Monday, January 14, 2013

Printmaking as Contact Sport

It's too bad that the back of my neck and fingers of my right hand are probably the only parts of my body that don't really need a workout, because they're getting one!

Here's the first color on "the long lino," an effort that took nearly 3 hours to complete (15 sheets) since I was burnishing by hand. This is one of those times that a real press would come in real handy.

But I don't have one, so hand-rubbing it is. That was Friday, and I spent large parts of Saturday and Sunday carving. Not a particular break for either neck or hand.

I am nervous about registration on this baby, but the second color went down just fine. Granted, it only went halfway across the block, so who knows what will happen when I have to print a color that has to register along the entire 32-inch length. The block hangs out of the jig by more than a foot. But so far, so good.

Maxing out my printing space.
Here 'tis with the second color applied.

Only two hours to print 15 sheets this time. It's probably a good thing that I have to give my attention to a contract project tomorrow, I think my hand needs a break. But it's pretty darned exciting to be working this size! I'm already thinking about the NEXT big print.

I've said it before: Happiness is a full drying rack.
And speaking of big prints... stay tuned for news about a hugely (and I mean HUGEly) exciting project coming up this spring. (Hint: Think industrial machinery.)


  1. Well, I was going to suggest you get in touch with the chaps who use road rollers...but you've hinted at something like that!

  2. :-D No sneaking things past YOU, Dinahmow!

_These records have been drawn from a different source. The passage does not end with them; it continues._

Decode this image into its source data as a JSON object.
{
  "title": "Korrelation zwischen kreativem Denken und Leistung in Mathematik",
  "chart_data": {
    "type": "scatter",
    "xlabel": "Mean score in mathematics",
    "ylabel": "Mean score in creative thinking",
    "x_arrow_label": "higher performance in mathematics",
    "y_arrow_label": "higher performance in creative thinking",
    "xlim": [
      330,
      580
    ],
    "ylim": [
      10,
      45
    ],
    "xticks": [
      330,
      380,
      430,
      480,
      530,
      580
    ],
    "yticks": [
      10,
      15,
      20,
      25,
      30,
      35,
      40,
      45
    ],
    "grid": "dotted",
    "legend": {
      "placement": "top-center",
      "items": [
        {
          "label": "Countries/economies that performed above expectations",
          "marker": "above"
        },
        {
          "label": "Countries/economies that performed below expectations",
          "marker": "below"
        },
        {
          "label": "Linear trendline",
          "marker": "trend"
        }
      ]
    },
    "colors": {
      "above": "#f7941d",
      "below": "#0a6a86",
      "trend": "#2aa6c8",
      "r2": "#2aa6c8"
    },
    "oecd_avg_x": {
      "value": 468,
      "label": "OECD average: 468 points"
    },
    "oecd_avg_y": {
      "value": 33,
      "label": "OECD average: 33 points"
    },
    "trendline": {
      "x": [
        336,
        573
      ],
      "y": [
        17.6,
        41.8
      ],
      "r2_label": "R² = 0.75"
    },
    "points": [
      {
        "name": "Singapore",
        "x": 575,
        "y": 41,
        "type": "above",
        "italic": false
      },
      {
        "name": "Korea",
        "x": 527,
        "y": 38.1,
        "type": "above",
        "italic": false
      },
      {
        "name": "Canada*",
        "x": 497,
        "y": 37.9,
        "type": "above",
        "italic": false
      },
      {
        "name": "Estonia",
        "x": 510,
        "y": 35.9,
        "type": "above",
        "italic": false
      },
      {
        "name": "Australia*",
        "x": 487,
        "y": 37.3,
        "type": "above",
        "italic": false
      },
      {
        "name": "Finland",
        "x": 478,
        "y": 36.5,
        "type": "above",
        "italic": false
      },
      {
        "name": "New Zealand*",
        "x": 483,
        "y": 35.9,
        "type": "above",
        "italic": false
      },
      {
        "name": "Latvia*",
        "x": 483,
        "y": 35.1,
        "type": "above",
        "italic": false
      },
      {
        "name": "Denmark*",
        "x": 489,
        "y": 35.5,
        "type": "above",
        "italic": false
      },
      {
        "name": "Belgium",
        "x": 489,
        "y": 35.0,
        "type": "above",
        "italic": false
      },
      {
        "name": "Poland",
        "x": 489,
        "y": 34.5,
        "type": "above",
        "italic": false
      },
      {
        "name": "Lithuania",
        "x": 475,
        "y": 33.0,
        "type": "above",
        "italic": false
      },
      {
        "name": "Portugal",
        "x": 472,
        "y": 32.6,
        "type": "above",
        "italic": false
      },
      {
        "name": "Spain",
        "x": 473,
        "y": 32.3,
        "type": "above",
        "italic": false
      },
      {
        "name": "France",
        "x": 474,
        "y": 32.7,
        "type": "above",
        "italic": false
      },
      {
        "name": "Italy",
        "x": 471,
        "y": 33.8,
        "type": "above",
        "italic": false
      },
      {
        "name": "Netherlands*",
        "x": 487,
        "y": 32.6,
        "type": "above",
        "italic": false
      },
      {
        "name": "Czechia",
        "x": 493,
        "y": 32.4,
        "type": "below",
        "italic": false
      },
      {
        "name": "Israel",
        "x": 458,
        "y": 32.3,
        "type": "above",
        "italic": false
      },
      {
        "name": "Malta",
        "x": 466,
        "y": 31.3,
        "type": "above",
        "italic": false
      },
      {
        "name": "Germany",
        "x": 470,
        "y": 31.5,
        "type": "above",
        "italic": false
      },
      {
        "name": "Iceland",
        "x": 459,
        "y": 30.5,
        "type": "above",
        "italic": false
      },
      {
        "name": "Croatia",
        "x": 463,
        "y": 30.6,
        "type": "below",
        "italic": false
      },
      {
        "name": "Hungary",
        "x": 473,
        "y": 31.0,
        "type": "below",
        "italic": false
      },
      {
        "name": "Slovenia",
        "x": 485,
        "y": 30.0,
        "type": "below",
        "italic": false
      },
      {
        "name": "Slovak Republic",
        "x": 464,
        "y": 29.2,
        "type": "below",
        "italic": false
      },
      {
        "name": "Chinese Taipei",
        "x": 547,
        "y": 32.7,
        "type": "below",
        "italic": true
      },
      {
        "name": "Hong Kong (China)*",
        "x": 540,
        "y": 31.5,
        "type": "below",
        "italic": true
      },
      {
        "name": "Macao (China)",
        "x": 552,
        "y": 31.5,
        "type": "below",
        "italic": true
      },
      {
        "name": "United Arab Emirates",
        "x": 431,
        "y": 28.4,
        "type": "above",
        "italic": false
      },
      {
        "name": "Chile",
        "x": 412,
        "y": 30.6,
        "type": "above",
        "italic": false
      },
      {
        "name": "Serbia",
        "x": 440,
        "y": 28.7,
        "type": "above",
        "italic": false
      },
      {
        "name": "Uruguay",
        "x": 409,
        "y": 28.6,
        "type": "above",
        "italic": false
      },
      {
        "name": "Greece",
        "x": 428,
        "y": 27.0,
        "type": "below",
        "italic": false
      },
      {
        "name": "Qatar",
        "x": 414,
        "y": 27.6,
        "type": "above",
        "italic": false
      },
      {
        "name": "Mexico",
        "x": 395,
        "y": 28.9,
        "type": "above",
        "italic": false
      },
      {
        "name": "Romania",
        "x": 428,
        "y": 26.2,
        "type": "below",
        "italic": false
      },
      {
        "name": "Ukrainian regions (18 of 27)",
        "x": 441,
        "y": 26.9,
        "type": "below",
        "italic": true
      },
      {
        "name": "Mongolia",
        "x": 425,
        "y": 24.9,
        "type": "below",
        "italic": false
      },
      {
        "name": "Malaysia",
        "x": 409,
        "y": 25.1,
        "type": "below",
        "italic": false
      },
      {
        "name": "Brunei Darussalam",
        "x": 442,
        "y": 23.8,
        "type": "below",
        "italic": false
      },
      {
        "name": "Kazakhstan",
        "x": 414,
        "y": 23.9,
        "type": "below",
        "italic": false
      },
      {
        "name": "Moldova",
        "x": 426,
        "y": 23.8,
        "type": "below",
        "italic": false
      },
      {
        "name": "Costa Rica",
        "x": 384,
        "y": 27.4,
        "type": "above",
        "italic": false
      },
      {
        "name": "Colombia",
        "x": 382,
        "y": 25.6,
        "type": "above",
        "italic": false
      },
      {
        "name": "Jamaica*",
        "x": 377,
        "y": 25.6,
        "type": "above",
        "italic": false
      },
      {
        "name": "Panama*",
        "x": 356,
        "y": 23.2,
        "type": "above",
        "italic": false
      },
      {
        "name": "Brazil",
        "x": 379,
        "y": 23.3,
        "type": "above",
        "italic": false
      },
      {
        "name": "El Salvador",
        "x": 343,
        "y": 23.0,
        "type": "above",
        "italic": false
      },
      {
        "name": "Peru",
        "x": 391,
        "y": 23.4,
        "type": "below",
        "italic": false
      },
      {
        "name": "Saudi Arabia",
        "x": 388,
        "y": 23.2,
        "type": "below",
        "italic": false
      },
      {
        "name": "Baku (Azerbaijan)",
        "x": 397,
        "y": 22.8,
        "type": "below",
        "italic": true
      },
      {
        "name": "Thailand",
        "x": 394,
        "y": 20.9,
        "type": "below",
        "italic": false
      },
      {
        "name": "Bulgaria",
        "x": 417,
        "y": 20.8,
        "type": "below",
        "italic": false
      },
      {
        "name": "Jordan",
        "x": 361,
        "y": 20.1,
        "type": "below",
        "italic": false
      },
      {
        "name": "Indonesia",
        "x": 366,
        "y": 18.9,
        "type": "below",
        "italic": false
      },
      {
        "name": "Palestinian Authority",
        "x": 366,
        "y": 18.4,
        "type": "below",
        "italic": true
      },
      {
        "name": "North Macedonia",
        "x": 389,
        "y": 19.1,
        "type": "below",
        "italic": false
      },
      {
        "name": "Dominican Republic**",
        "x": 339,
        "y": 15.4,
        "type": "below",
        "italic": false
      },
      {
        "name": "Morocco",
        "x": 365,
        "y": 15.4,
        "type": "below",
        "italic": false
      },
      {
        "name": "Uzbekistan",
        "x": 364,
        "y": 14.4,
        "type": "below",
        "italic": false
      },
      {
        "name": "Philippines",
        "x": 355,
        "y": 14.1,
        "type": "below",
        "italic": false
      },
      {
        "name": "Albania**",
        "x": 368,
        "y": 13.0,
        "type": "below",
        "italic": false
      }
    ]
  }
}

  3. Exciting to be working on a large scale. What kind of barren to you use? Can you use a large brayer to press the print? I recently watched a video on reduction lino printing and she had this awesome press and it took her about 20 seconds to pull a print. I can imagine how having that kind of gear would change your life!

  4. looking good so far :D

    i would kill for a press, but its either have a bed or get a press and sleep on the floor :p

  5. Handprinting a three foot linocut!! Not throwing down a gauntlet to the rest of us baren users are you?

  6. Wow, I'm impressed (as usual) with what and how you are doing this! My girls often look at my hands and suggest I get a manicure to rub away the paint and the pain! Might help. Happy New Year to you, Sherrie!

  7. Marta... I use the plastic/nylon "Japanese disk baren"from Daniel Smith: I'd love to try one of those ball-bearing ones, especially when wrestling something this size, but they're pricey!

    Jen... you could put a mattress on the press when you're not using it... although in this case you'd want the BIGGEST possible press so you had room to stretch out at night. ;-)

    Dunno, Stuart... I suppose that depends on whether or not you pick up aforementioned hypothetical gauntlet.

    Oh, Carole... my nails are a constant WRECK. Broken and ragged all the time. (sigh) Good thing I have no aspirations to be a hand model.

  8. Kindred spirits - all of you! Steamroller printing becomes an event here - there is one in Atlanta in April. LOVE IT! We're thinking we'll divvy up a print into smaller blocks so that we can actually get it done. Of course the block lines will show so the challenge is in the content. Anyway, SOOOOO impressed you're doing this by hand. I have that baren and don't think I achieve good color. I've put parchment paper over it to help it roll smoothly and not squash the paper, but still....What paper are you using? And where the heck does one get lino that big??!! Good for you, can't wait to see more. LOVE your blog and your talent. Happy day, Holly

  9. Hi Holly... Ooh! Have you done the cutting-apart-printing-with-steamroller method before? I'm writing specs for my as-yet-unannounced (except in obscure blog comments) steamroller project and one of my participants has asked about cutting their large block apart. I don't know if there's a minimum block size that will work without too much shifting or buckling when reassembled.

    As for paper, I'm using Awagami Kozo, which is fairly thin. I did a series by hand on Rives BFK once... 'bout killed me. I do place a sheet of glassine or tracing paper between print paper and baren when burnishing.

    And as for big lino, I bought a package of 24 x 36" unmounted sheets from Dick Blick.
    They'll sell it to you in rolls, too, if you're REALLY ambitious.

  10. For the first time ever I have read a complete blog from start to finish, and it has taken me the best part of a very enjoyable week.

    Your blog has been very entertaining and hugely inspiring, and I am about to continue with a new lino reduction print this afternoon, before the light goes...

    Many thanks, and I hope this new long print is as successful as your previous work. Jane

  11. Sherrie, you could try contacting Nick Morley about the roller events (scroll through this post to see a print)

    I just missed being part of one last year in Oxford.I had a meeting in London!

  12. Hi again,
    Just got your query re: steamroller printing. Turns out we might do something local here - still working through details. We've talked about a group cutting a block into individual pieces that we each can manage and not caring that there will be evidence of all those blocks in the final print. Still working through all this. Just didn't think any one person could handle all the work involved in one print! Details to follow - and would love to hear more about what you're doing!